Fish Recipe For Baked Fish Tacos

This fish recipe for baked fish tacos dish features panko-crusted fish, a spicy cilantro-lime slaw, a super-easy chipotle crema. You can choose other toppings also, such as avocado.

Fresh flavours abound in this fish taco, but the fat content is pleasantly modest. A fish taco with the right amount of heat and chill, crunchy and tender, smokey and lemony, saucy and herb. A recipe for fish tacos that is naturally mild enough for everyone at the table to appreciate but can easily be spiced up for those who prefer more heat. If you fancy a fish curry take a look at this recipe masala curry fish recipe.

Tacos de Mariscos
They’re made with the four primary ingredients that, in my opinion, make the best fish tacos. First, good-quality fish wrapped in a zesty toasted Panko coating and baked to crispy perfection (rather than fried). Second, there’s the Cilantro Lime Slaw dish which is cool, crisp, and delicious. Third, a 4-ingredient blender chipotle sauce to drizzle over the top. Last but not least, sprinkle all of your favourite fresh toppings on top, which, for the record, should include plenty of avocados. Another delicious fish recipe is flaky fish pie you can try.


Ingredients for Fish Tacos
Panko-Crusted Fish
: For these fish tacos, I recommend a good firm white fish (such as halibut or cod), which we’ll cut into 2-inch pieces (for the maximum crust-to-fish ratio), dip in egg (to make the crust stick), coat in a crispy Panko topping (including toasted Panko breadcrumbs, chilli powder, garlic powder, cumin, plus salt & pepper), and bake to crispy perfection in the oven.

Cilantro Lime Slaw: It’s simple to create with a bag of standard coleslaw mix or your own shredded cabbage and carrots and a quick blender sauce of plain Greek yoghurt (or mayo), cilantro, lime juice, green onions, garlic, cumin, and salt and pepper. If you want your slaw to be hotter, add a jalapeno to the sauce as well.

Chipotle Crema: This fast fish taco salsa is optional, but highly recommended, for adding a hint of smokiness to your tacos. Making it in the blender with Greek yoghurt (or mayo), chipotle chilli in adobo sauce, lime juice, and salt take only a minute or two more.
Tortillas: You can use corn or flour tortillas, depending on your preference.

Toppings: In my opinion, the more, the merrier. Some sliced avocado is required. Then add heaps of chopped fresh cilantro, crumbled queso fresco, sliced radishes or red onions, maybe some extra sliced jalapenos if you want a spicier kick.

Cooking Instructions
Prepare the cilantro-lime slaw by pulsing together all of the sauce ingredients in a blender, then tossing the slaw with the sauce and chilling it while you finish the remainder of the recipe. To make the chipotle crema, combine all of the ingredients in a blender and pulse until smooth.

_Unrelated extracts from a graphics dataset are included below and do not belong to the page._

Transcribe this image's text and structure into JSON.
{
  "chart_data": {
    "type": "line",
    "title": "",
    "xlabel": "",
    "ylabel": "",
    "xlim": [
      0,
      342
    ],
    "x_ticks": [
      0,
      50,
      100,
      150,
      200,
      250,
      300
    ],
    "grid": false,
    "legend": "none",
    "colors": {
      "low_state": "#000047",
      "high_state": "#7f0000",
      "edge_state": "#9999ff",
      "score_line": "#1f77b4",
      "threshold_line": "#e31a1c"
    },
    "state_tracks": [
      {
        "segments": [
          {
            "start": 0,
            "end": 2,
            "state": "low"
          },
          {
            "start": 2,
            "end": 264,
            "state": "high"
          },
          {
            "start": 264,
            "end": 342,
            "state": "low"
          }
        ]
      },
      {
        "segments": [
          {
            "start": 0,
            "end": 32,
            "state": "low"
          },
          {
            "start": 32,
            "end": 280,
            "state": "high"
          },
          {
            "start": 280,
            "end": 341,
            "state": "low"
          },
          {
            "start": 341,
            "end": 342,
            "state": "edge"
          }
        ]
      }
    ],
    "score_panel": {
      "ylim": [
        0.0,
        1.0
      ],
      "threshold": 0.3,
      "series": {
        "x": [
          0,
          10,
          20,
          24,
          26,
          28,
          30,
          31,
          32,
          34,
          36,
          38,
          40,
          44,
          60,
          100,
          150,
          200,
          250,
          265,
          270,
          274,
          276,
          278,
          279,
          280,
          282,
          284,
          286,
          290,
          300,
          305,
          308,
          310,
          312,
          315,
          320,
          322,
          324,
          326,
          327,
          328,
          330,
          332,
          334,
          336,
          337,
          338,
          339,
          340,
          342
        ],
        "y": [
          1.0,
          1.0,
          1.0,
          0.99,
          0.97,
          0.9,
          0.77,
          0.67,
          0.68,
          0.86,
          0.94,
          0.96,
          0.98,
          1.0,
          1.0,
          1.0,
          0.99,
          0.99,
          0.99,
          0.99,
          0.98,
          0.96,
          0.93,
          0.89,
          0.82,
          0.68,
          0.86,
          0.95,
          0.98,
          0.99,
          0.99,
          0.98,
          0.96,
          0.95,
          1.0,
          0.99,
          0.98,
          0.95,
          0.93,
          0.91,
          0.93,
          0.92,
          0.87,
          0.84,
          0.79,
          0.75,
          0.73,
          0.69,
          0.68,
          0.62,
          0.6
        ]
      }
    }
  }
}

Preheat the oven to 350°F toast the panko. This is an optional step, but one that I highly recommend for the crispiest fish possible! Put the panko on a baking sheet and toast it in the oven for 5-8 minutes, or until brown.  Then whisk together the toasted panko and the remaining ingredients in a mixing bowl.

Prepare the fish

Prepare the fish by cleaning it:
To coat your fish, create a small assembly line in the following order: (1) 2-inch slices of raw fish (2) whisked egg (3) panko mixture (4) baking sheet Dip the fish in the egg with your right hand and toss to coat. Then, move the fish to the panko mixture with your left hand and gently press it on so that it is evenly covered (this will avoid the ingredients from being combined and clumpy). Transfer the fish to the baking tray.

Cook the fish in the oven:
Put the fish in the oven to bake. To check the fish for doneness, I recommend using a cooking thermometer (it should reach an internal temperature of about 140°F, climb to 145°F as it continues to cook once removed from the oven). If you don’t have an oven thermometer, make sure the fish is opaque on the interior and readily flakes with a fork. Remove the fish from the oven, coarsely flake it into bite-sized pieces.

Toss the tacos together:
Fill a tortilla with slaw, fish, and chosen toppings, then sprinkle with chipotle crema and serve warm.